Steve Kommrusch comments on The behavioral selection model for predicting AI motivations

Steve Kommrusch 13 Dec 2025 17:28 UTC
4 points
3
Thanks for the post, and especially the causal graph framework you use to describe and analyze the categories of motivations. It feels similar to Richard Dawkins ‘The Selfish Gene’ work in so far as it studies the fitness of motivations in their selection environment.
One area I think it could extend to is around the concepts of curiosity, exploration, and even corrigibility. This relates to ‘reflection’ as mentioned by habryka. I expect that as AI moves towards AGI it will improve its ability to recognize holes in its knowledge and take actions to close them (aka an AI scientist). Forming a world model that can be used for ‘reflecting’ on current motivations and actions is important here. To an extent, longer training runs can instill a type of curiosity. For example, a training run that includes formulating a web search query, analyzing results, updating the search query and doing a new web search, and then producing the correct answer, will help train for ‘curiosity’ but only as it becomes a ‘schemer’ I presume. In other words, a general schemer motivation of ‘curiosity/exploration’ could be included in your model if it reliably has a consequence of producing results that have a higher reward. Similarly, training examples where the AI asks a user for clarification on a goal could help create a ‘corrigibility’ schemer. But I think the general concept is crucial enough to warrant explicit discussion. For example, in the diagram that includes ‘saint’ and ‘alien’ you might add a 5th category for ‘explorer’ or ‘scientist’.
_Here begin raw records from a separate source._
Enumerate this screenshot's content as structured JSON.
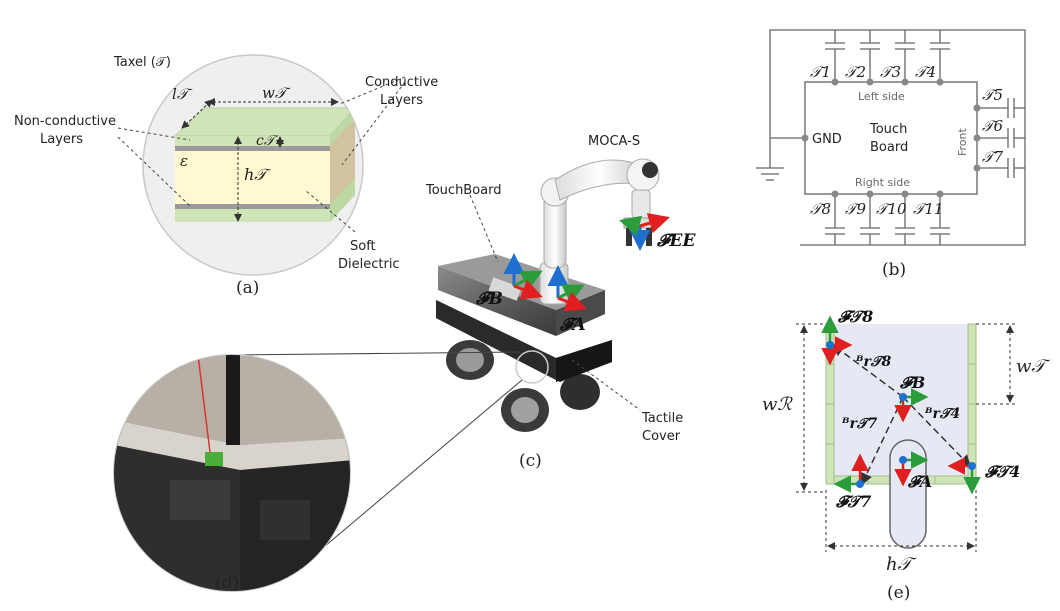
{
  "panel_a": {
    "caption": "(a)",
    "taxel_label": "Taxel (𝒯)",
    "conductive_label_1": "Conductive",
    "conductive_label_2": "Layers",
    "nonconductive_label_1": "Non-conductive",
    "nonconductive_label_2": "Layers",
    "soft_label_1": "Soft",
    "soft_label_2": "Dielectric",
    "l_T": "l𝒯",
    "w_T": "w𝒯",
    "c_T": "c𝒯",
    "h_T": "h𝒯",
    "epsilon": "ε"
  },
  "panel_b": {
    "caption": "(b)",
    "gnd": "GND",
    "board_1": "Touch",
    "board_2": "Board",
    "left_side": "Left side",
    "right_side": "Right side",
    "front": "Front",
    "taxels_top": [
      "𝒯1",
      "𝒯2",
      "𝒯3",
      "𝒯4"
    ],
    "taxels_right": [
      "𝒯5",
      "𝒯6",
      "𝒯7"
    ],
    "taxels_bottom": [
      "𝒯8",
      "𝒯9",
      "𝒯10",
      "𝒯11"
    ]
  },
  "panel_c": {
    "caption": "(c)",
    "moca": "MOCA-S",
    "touchboard": "TouchBoard",
    "tactile_1": "Tactile",
    "tactile_2": "Cover",
    "F_EE": "𝓕EE",
    "F_B": "𝓕B",
    "F_A": "𝓕A"
  },
  "panel_d": {
    "caption": "(d)"
  },
  "panel_e": {
    "caption": "(e)",
    "F_T8": "𝓕𝒯8",
    "F_B": "𝓕B",
    "F_A": "𝓕A",
    "F_T7": "𝓕𝒯7",
    "F_T4": "𝓕𝒯4",
    "r_T8": "ᴮr𝒯8",
    "r_T7": "ᴮr𝒯7",
    "r_T4": "ᴮr𝒯4",
    "w_T": "w𝒯",
    "w_R": "wℛ",
    "h_T": "h𝒯"
  },
  "colors": {
    "green_layer": "#cfe5b8",
    "dielectric": "#fff8d0",
    "grey_layer": "#9a9a9a",
    "axis_red": "#e02020",
    "axis_green": "#2a9d3a",
    "axis_blue": "#1f6fd0",
    "panel_e_fill": "#e6e9f4"
  }
}
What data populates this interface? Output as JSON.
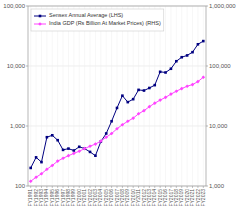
{
  "chart_data": {
    "type": "line",
    "categories": [
      "FY1991",
      "FY1992",
      "FY1993",
      "FY1994",
      "FY1995",
      "FY1996",
      "FY1997",
      "FY1998",
      "FY1999",
      "FY2000",
      "FY2001",
      "FY2002",
      "FY2003",
      "FY2004",
      "FY2005",
      "FY2006",
      "FY2007",
      "FY2008",
      "FY2009",
      "FY2010",
      "FY2011",
      "FY2012",
      "FY2013",
      "FY2014",
      "FY2015",
      "FY2016",
      "FY2017",
      "FY2018",
      "FY2019",
      "FY2020",
      "FY2021",
      "FY2022",
      "FY2023"
    ],
    "series": [
      {
        "name": "Sensex Annual Average (LHS)",
        "color": "#000080",
        "marker": "square",
        "values": [
          200,
          300,
          250,
          650,
          700,
          580,
          400,
          420,
          390,
          450,
          420,
          370,
          320,
          550,
          750,
          1200,
          2000,
          3200,
          2500,
          2800,
          4000,
          3900,
          4300,
          4800,
          8000,
          7800,
          9000,
          12000,
          14000,
          15000,
          17000,
          23000,
          26000
        ]
      },
      {
        "name": "India GDP (Rs Billion At Market Prices) (RHS)",
        "color": "#ff44ff",
        "marker": "diamond",
        "axis": "y2",
        "values": [
          1200,
          1400,
          1600,
          1900,
          2200,
          2600,
          2900,
          3200,
          3500,
          3800,
          4200,
          4600,
          5000,
          5600,
          6500,
          7500,
          9000,
          10500,
          12000,
          13500,
          16000,
          18000,
          21000,
          24000,
          27000,
          30000,
          34000,
          38000,
          42000,
          46000,
          49000,
          55000,
          65000
        ]
      }
    ],
    "log": "y",
    "ylim": [
      100,
      100000
    ],
    "yticks": [
      100,
      {
        "value": 1000,
        "label": "1,000"
      },
      {
        "value": 10000,
        "label": "10,000"
      },
      {
        "value": 100000,
        "label": "100,000"
      }
    ],
    "y2lim": [
      1000,
      1000000
    ],
    "y2ticks": [
      {
        "value": 1000,
        "label": "1,000"
      },
      {
        "value": 10000,
        "label": "10,000"
      },
      {
        "value": 100000,
        "label": "100,000"
      },
      {
        "value": 1000000,
        "label": "1,000,000"
      }
    ],
    "grid": true,
    "legend": "upper left"
  }
}
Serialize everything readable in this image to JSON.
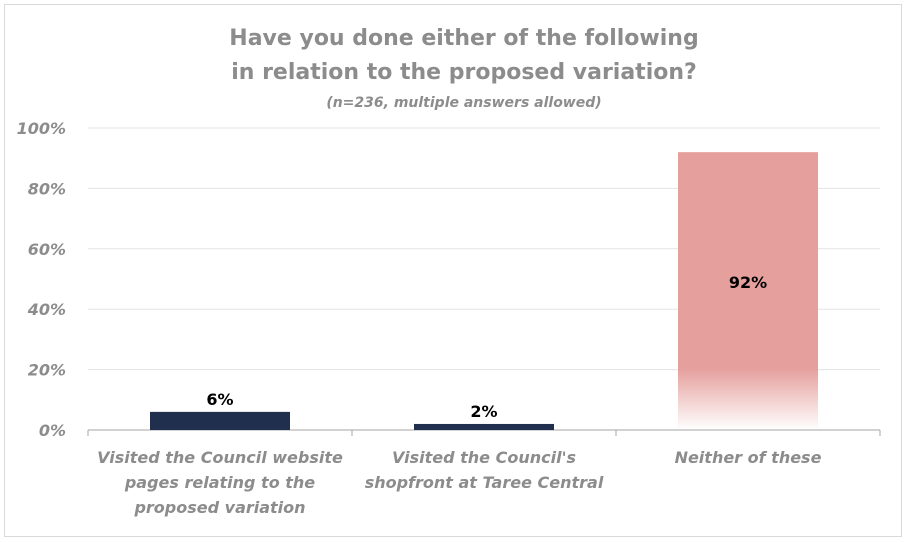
{
  "chart_data": {
    "type": "bar",
    "title": [
      "Have you done either of the following",
      "in relation to the proposed variation?"
    ],
    "subtitle": "(n=236, multiple answers allowed)",
    "categories": [
      [
        "Visited the Council website",
        "pages relating to the",
        "proposed variation"
      ],
      [
        "Visited the Council's",
        "shopfront at Taree Central"
      ],
      [
        "Neither of these"
      ]
    ],
    "values": [
      6,
      2,
      92
    ],
    "data_labels": [
      "6%",
      "2%",
      "92%"
    ],
    "ylim": [
      0,
      100
    ],
    "yticks": [
      0,
      20,
      40,
      60,
      80,
      100
    ],
    "ytick_labels": [
      "0%",
      "20%",
      "40%",
      "60%",
      "80%",
      "100%"
    ],
    "xlabel": "",
    "ylabel": "",
    "grid": true,
    "colors": [
      "#1f2f4d",
      "#1f2f4d",
      "#e5a09d"
    ]
  }
}
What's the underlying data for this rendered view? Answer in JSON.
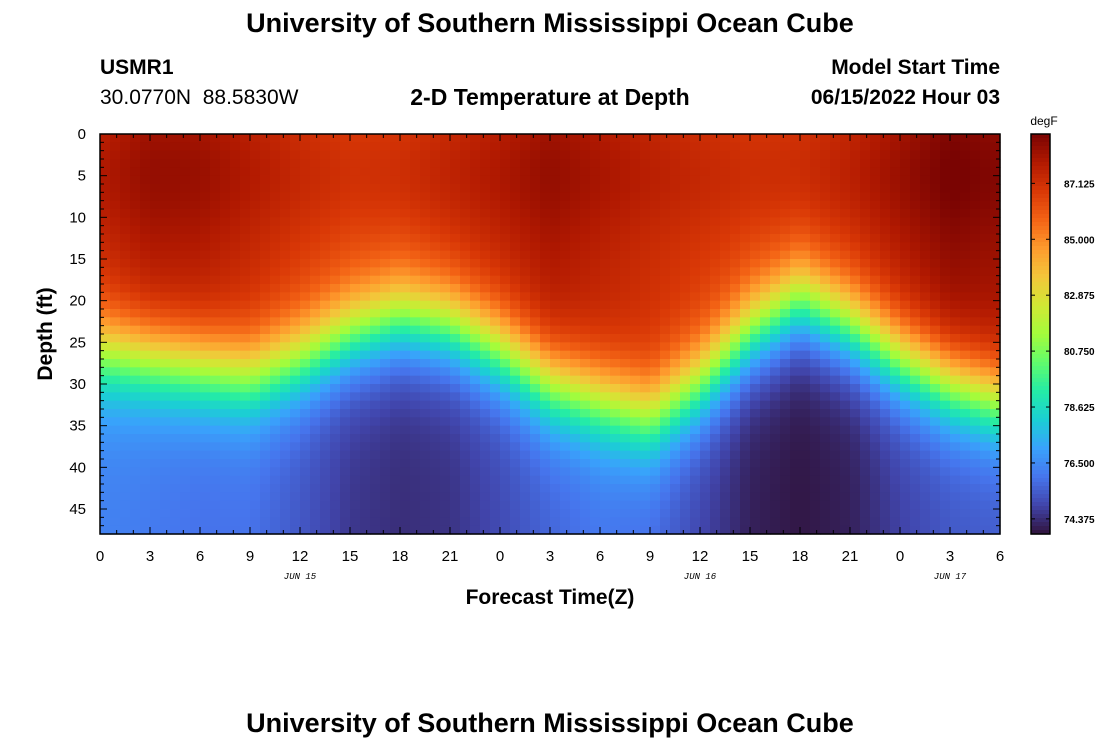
{
  "page": {
    "title": "University of Southern Mississippi Ocean Cube",
    "footer_title": "University of Southern Mississippi Ocean Cube"
  },
  "header": {
    "station_id": "USMR1",
    "station_coords": "30.0770N  88.5830W",
    "plot_title": "2-D Temperature at Depth",
    "model_start_label": "Model Start Time",
    "model_start_value": "06/15/2022 Hour 03"
  },
  "chart_data": {
    "type": "heatmap",
    "title": "2-D Temperature at Depth",
    "xlabel": "Forecast Time(Z)",
    "ylabel": "Depth (ft)",
    "x_range_hours": [
      0,
      54
    ],
    "x_ticks": [
      {
        "h": 0,
        "label": "0"
      },
      {
        "h": 3,
        "label": "3"
      },
      {
        "h": 6,
        "label": "6"
      },
      {
        "h": 9,
        "label": "9"
      },
      {
        "h": 12,
        "label": "12"
      },
      {
        "h": 15,
        "label": "15"
      },
      {
        "h": 18,
        "label": "18"
      },
      {
        "h": 21,
        "label": "21"
      },
      {
        "h": 24,
        "label": "0"
      },
      {
        "h": 27,
        "label": "3"
      },
      {
        "h": 30,
        "label": "6"
      },
      {
        "h": 33,
        "label": "9"
      },
      {
        "h": 36,
        "label": "12"
      },
      {
        "h": 39,
        "label": "15"
      },
      {
        "h": 42,
        "label": "18"
      },
      {
        "h": 45,
        "label": "21"
      },
      {
        "h": 48,
        "label": "0"
      },
      {
        "h": 51,
        "label": "3"
      },
      {
        "h": 54,
        "label": "6"
      }
    ],
    "date_labels": [
      {
        "h": 12,
        "label": "JUN 15"
      },
      {
        "h": 36,
        "label": "JUN 16"
      },
      {
        "h": 51,
        "label": "JUN 17"
      }
    ],
    "y_range_ft": [
      0,
      48
    ],
    "y_ticks": [
      0,
      5,
      10,
      15,
      20,
      25,
      30,
      35,
      40,
      45
    ],
    "colorbar": {
      "unit": "degF",
      "min": 73.8,
      "max": 89.0,
      "ticks": [
        "87.125",
        "85.000",
        "82.875",
        "80.750",
        "78.625",
        "76.500",
        "74.375"
      ],
      "tick_values": [
        87.125,
        85.0,
        82.875,
        80.75,
        78.625,
        76.5,
        74.375
      ]
    },
    "thermocline_depth_ft": [
      {
        "h": 0,
        "d": 26
      },
      {
        "h": 3,
        "d": 27
      },
      {
        "h": 6,
        "d": 28
      },
      {
        "h": 9,
        "d": 29
      },
      {
        "h": 12,
        "d": 27
      },
      {
        "h": 15,
        "d": 24
      },
      {
        "h": 18,
        "d": 22
      },
      {
        "h": 21,
        "d": 23
      },
      {
        "h": 24,
        "d": 26
      },
      {
        "h": 27,
        "d": 30
      },
      {
        "h": 30,
        "d": 32
      },
      {
        "h": 33,
        "d": 34
      },
      {
        "h": 36,
        "d": 30
      },
      {
        "h": 39,
        "d": 24
      },
      {
        "h": 42,
        "d": 20
      },
      {
        "h": 45,
        "d": 23
      },
      {
        "h": 48,
        "d": 27
      },
      {
        "h": 51,
        "d": 30
      },
      {
        "h": 54,
        "d": 32
      }
    ],
    "surface_temp_degF": [
      {
        "h": 0,
        "t": 87.4
      },
      {
        "h": 3,
        "t": 88.0
      },
      {
        "h": 6,
        "t": 87.9
      },
      {
        "h": 9,
        "t": 87.4
      },
      {
        "h": 12,
        "t": 86.9
      },
      {
        "h": 15,
        "t": 86.6
      },
      {
        "h": 18,
        "t": 86.7
      },
      {
        "h": 21,
        "t": 87.1
      },
      {
        "h": 24,
        "t": 87.5
      },
      {
        "h": 27,
        "t": 88.0
      },
      {
        "h": 30,
        "t": 87.6
      },
      {
        "h": 33,
        "t": 87.2
      },
      {
        "h": 36,
        "t": 86.9
      },
      {
        "h": 39,
        "t": 86.7
      },
      {
        "h": 42,
        "t": 86.8
      },
      {
        "h": 45,
        "t": 87.2
      },
      {
        "h": 48,
        "t": 87.9
      },
      {
        "h": 51,
        "t": 88.6
      },
      {
        "h": 54,
        "t": 88.3
      }
    ],
    "bottom_temp_degF": [
      {
        "h": 0,
        "t": 76.3
      },
      {
        "h": 3,
        "t": 76.1
      },
      {
        "h": 6,
        "t": 75.9
      },
      {
        "h": 9,
        "t": 75.9
      },
      {
        "h": 12,
        "t": 75.3
      },
      {
        "h": 15,
        "t": 74.6
      },
      {
        "h": 18,
        "t": 74.4
      },
      {
        "h": 21,
        "t": 74.5
      },
      {
        "h": 24,
        "t": 75.0
      },
      {
        "h": 27,
        "t": 75.6
      },
      {
        "h": 30,
        "t": 76.0
      },
      {
        "h": 33,
        "t": 75.8
      },
      {
        "h": 36,
        "t": 74.9
      },
      {
        "h": 39,
        "t": 74.1
      },
      {
        "h": 42,
        "t": 73.9
      },
      {
        "h": 45,
        "t": 74.1
      },
      {
        "h": 48,
        "t": 74.8
      },
      {
        "h": 51,
        "t": 75.3
      },
      {
        "h": 54,
        "t": 75.4
      }
    ],
    "colormap": [
      "#30123b",
      "#4145ab",
      "#4675ed",
      "#39a2fc",
      "#1bcfd4",
      "#24eca6",
      "#61fc6c",
      "#a4fc3b",
      "#d1e834",
      "#f3c63a",
      "#fe9b2d",
      "#f36315",
      "#d93806",
      "#b11901",
      "#7a0402"
    ]
  }
}
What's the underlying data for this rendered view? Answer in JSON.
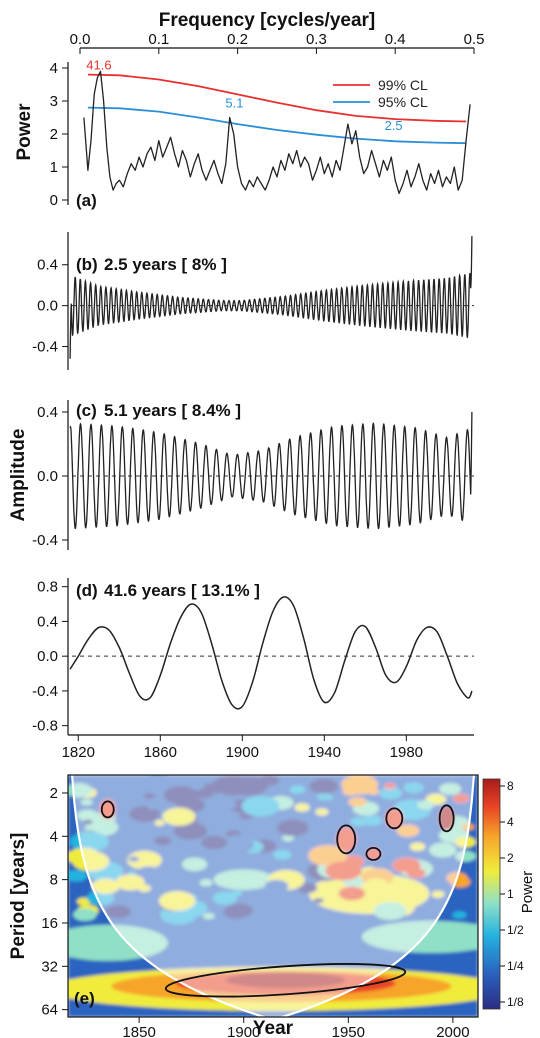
{
  "figure": {
    "top_axis_label": "Frequency [cycles/year]",
    "bottom_axis_label": "Year",
    "amplitude_label": "Amplitude"
  },
  "chart_data": [
    {
      "id": "a",
      "type": "line",
      "panel_label": "(a)",
      "ylabel": "Power",
      "xlabel": "Frequency [cycles/year]",
      "xlim": [
        0,
        0.5
      ],
      "ylim": [
        0,
        4.4
      ],
      "x_ticks": [
        "0.0",
        "0.1",
        "0.2",
        "0.3",
        "0.4",
        "0.5"
      ],
      "y_ticks": [
        "0",
        "1",
        "2",
        "3",
        "4"
      ],
      "legend_position": "top-right",
      "series": [
        {
          "name": "99% CL",
          "color": "#e8312f",
          "x": [
            0.01,
            0.05,
            0.1,
            0.15,
            0.2,
            0.25,
            0.3,
            0.35,
            0.4,
            0.45,
            0.49
          ],
          "y": [
            3.8,
            3.78,
            3.65,
            3.45,
            3.2,
            2.95,
            2.72,
            2.55,
            2.45,
            2.4,
            2.38
          ]
        },
        {
          "name": "95% CL",
          "color": "#2a8fd6",
          "x": [
            0.01,
            0.05,
            0.1,
            0.15,
            0.2,
            0.25,
            0.3,
            0.35,
            0.4,
            0.45,
            0.49
          ],
          "y": [
            2.8,
            2.78,
            2.68,
            2.5,
            2.3,
            2.12,
            1.98,
            1.86,
            1.78,
            1.74,
            1.72
          ]
        },
        {
          "name": "",
          "color": "#222222",
          "x": [
            0.005,
            0.01,
            0.014,
            0.018,
            0.022,
            0.026,
            0.03,
            0.034,
            0.038,
            0.042,
            0.046,
            0.05,
            0.055,
            0.06,
            0.065,
            0.07,
            0.075,
            0.08,
            0.085,
            0.09,
            0.095,
            0.1,
            0.105,
            0.11,
            0.115,
            0.12,
            0.125,
            0.13,
            0.135,
            0.14,
            0.145,
            0.15,
            0.155,
            0.16,
            0.165,
            0.17,
            0.175,
            0.18,
            0.185,
            0.19,
            0.195,
            0.2,
            0.205,
            0.21,
            0.215,
            0.22,
            0.225,
            0.23,
            0.235,
            0.24,
            0.245,
            0.25,
            0.255,
            0.26,
            0.265,
            0.27,
            0.275,
            0.28,
            0.285,
            0.29,
            0.295,
            0.3,
            0.305,
            0.31,
            0.315,
            0.32,
            0.325,
            0.33,
            0.335,
            0.34,
            0.345,
            0.35,
            0.355,
            0.36,
            0.365,
            0.37,
            0.375,
            0.38,
            0.385,
            0.39,
            0.395,
            0.4,
            0.405,
            0.41,
            0.415,
            0.42,
            0.425,
            0.43,
            0.435,
            0.44,
            0.445,
            0.45,
            0.455,
            0.46,
            0.465,
            0.47,
            0.475,
            0.48,
            0.485,
            0.49,
            0.495
          ],
          "y": [
            2.5,
            0.9,
            1.8,
            3.2,
            3.7,
            3.9,
            3.0,
            1.6,
            0.7,
            0.3,
            0.5,
            0.6,
            0.4,
            0.8,
            1.1,
            0.9,
            1.3,
            1.0,
            1.4,
            1.6,
            1.2,
            1.8,
            1.3,
            1.6,
            1.9,
            1.4,
            1.0,
            1.5,
            1.2,
            0.7,
            1.1,
            1.4,
            0.9,
            0.6,
            0.9,
            1.2,
            0.8,
            0.5,
            1.1,
            2.5,
            2.0,
            1.0,
            0.5,
            0.3,
            0.6,
            0.4,
            0.7,
            0.5,
            0.3,
            0.6,
            1.0,
            0.7,
            1.2,
            0.9,
            1.4,
            1.1,
            1.5,
            1.0,
            1.3,
            1.1,
            0.6,
            0.9,
            1.3,
            0.8,
            1.1,
            0.7,
            1.2,
            0.9,
            1.6,
            2.3,
            1.7,
            2.1,
            1.3,
            0.8,
            1.0,
            1.5,
            1.1,
            0.7,
            1.2,
            0.9,
            1.3,
            0.6,
            0.2,
            0.5,
            0.9,
            0.4,
            0.7,
            1.1,
            0.6,
            0.3,
            0.8,
            0.5,
            0.9,
            0.4,
            0.7,
            0.5,
            1.0,
            0.3,
            0.6,
            1.8,
            2.9
          ]
        }
      ],
      "annotations": [
        {
          "text": "41.6",
          "x": 0.024,
          "y": 3.95,
          "color": "#e8312f"
        },
        {
          "text": "5.1",
          "x": 0.196,
          "y": 2.8,
          "color": "#2a8fd6"
        },
        {
          "text": "2.5",
          "x": 0.398,
          "y": 2.12,
          "color": "#2a8fd6"
        }
      ],
      "legend": [
        "99% CL",
        "95% CL"
      ]
    },
    {
      "id": "b",
      "type": "line",
      "panel_label": "(b)",
      "title": "2.5 years [ 8% ]",
      "xlim": [
        1815,
        2013
      ],
      "ylim": [
        -0.6,
        0.72
      ],
      "y_ticks": [
        "0.4",
        "0.0",
        "-0.4"
      ],
      "period_years": 2.5,
      "zero_line": "dashed",
      "envelope_year": [
        1816,
        1830,
        1850,
        1870,
        1890,
        1900,
        1920,
        1940,
        1960,
        1980,
        2000,
        2012
      ],
      "envelope_amp": [
        0.3,
        0.19,
        0.13,
        0.08,
        0.05,
        0.05,
        0.09,
        0.15,
        0.2,
        0.24,
        0.27,
        0.32
      ],
      "end_values": {
        "start": -0.52,
        "end": 0.68
      }
    },
    {
      "id": "c",
      "type": "line",
      "panel_label": "(c)",
      "title": "5.1 years [ 8.4% ]",
      "xlim": [
        1815,
        2013
      ],
      "ylim": [
        -0.45,
        0.45
      ],
      "y_ticks": [
        "0.4",
        "0.0",
        "-0.4"
      ],
      "period_years": 5.1,
      "zero_line": "dashed",
      "envelope_year": [
        1816,
        1840,
        1860,
        1880,
        1895,
        1910,
        1925,
        1945,
        1965,
        1985,
        2000,
        2012
      ],
      "envelope_amp": [
        0.33,
        0.31,
        0.27,
        0.2,
        0.13,
        0.16,
        0.24,
        0.31,
        0.33,
        0.3,
        0.24,
        0.3
      ],
      "end_values": {
        "start": 0.3,
        "end": 0.4
      }
    },
    {
      "id": "d",
      "type": "line",
      "panel_label": "(d)",
      "title": "41.6 years [ 13.1% ]",
      "xlim": [
        1815,
        2013
      ],
      "ylim": [
        -0.85,
        0.9
      ],
      "y_ticks": [
        "0.8",
        "0.4",
        "0.0",
        "-0.4",
        "-0.8"
      ],
      "x_ticks": [
        "1820",
        "1860",
        "1900",
        "1940",
        "1980"
      ],
      "zero_line": "dashed",
      "x": [
        1816,
        1820,
        1825,
        1830,
        1835,
        1840,
        1845,
        1850,
        1855,
        1860,
        1865,
        1870,
        1875,
        1880,
        1885,
        1890,
        1895,
        1900,
        1905,
        1910,
        1915,
        1920,
        1925,
        1930,
        1935,
        1940,
        1945,
        1950,
        1955,
        1960,
        1965,
        1970,
        1975,
        1980,
        1985,
        1990,
        1995,
        2000,
        2005,
        2010,
        2012
      ],
      "y": [
        -0.15,
        0.0,
        0.2,
        0.33,
        0.3,
        0.1,
        -0.2,
        -0.46,
        -0.48,
        -0.22,
        0.15,
        0.45,
        0.6,
        0.5,
        0.15,
        -0.28,
        -0.56,
        -0.58,
        -0.3,
        0.15,
        0.52,
        0.68,
        0.58,
        0.2,
        -0.28,
        -0.53,
        -0.42,
        -0.05,
        0.28,
        0.34,
        0.1,
        -0.22,
        -0.3,
        -0.12,
        0.18,
        0.33,
        0.28,
        0.0,
        -0.32,
        -0.48,
        -0.4
      ]
    },
    {
      "id": "e",
      "type": "heatmap",
      "panel_label": "(e)",
      "xlabel": "Year",
      "ylabel": "Period [years]",
      "xlim": [
        1816,
        2012
      ],
      "ylim_period": [
        1.5,
        72
      ],
      "x_ticks": [
        "1850",
        "1900",
        "1950",
        "2000"
      ],
      "y_ticks": [
        "2",
        "4",
        "8",
        "16",
        "32",
        "64"
      ],
      "y_scale": "log2",
      "colorbar_label": "Power",
      "colorbar_ticks": [
        "8",
        "4",
        "2",
        "1",
        "1/2",
        "1/4",
        "1/8"
      ],
      "colormap": [
        "#2b2c83",
        "#2a64c0",
        "#24b3e0",
        "#8fe0c6",
        "#f0ec3a",
        "#f7a42b",
        "#e94425",
        "#a81b1b"
      ],
      "cone_of_influence": "white curve, shaded outside",
      "significant_regions": [
        {
          "year": 1835,
          "period": 2.6
        },
        {
          "year": 1949,
          "period": 4.2
        },
        {
          "year": 1962,
          "period": 5.3
        },
        {
          "year": 1972,
          "period": 3.0
        },
        {
          "year": 1997,
          "period": 3.0
        },
        {
          "year": 1920,
          "period": 40
        }
      ]
    }
  ]
}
I think that as AI models get better at recognizing holes in their knowledge and seeking to fill them, the models will find benefit from taking actions which tend to minimize side effects on the world and leave open many possible future options (low impact). Again, long training examples might suffice to train this, but new training systems might be needed to create this behavior. This relates to corrigibility in that goals themselves might be adjusted or questioned during action sequences (if the steps required violate certain trained motivations or system prompt rules).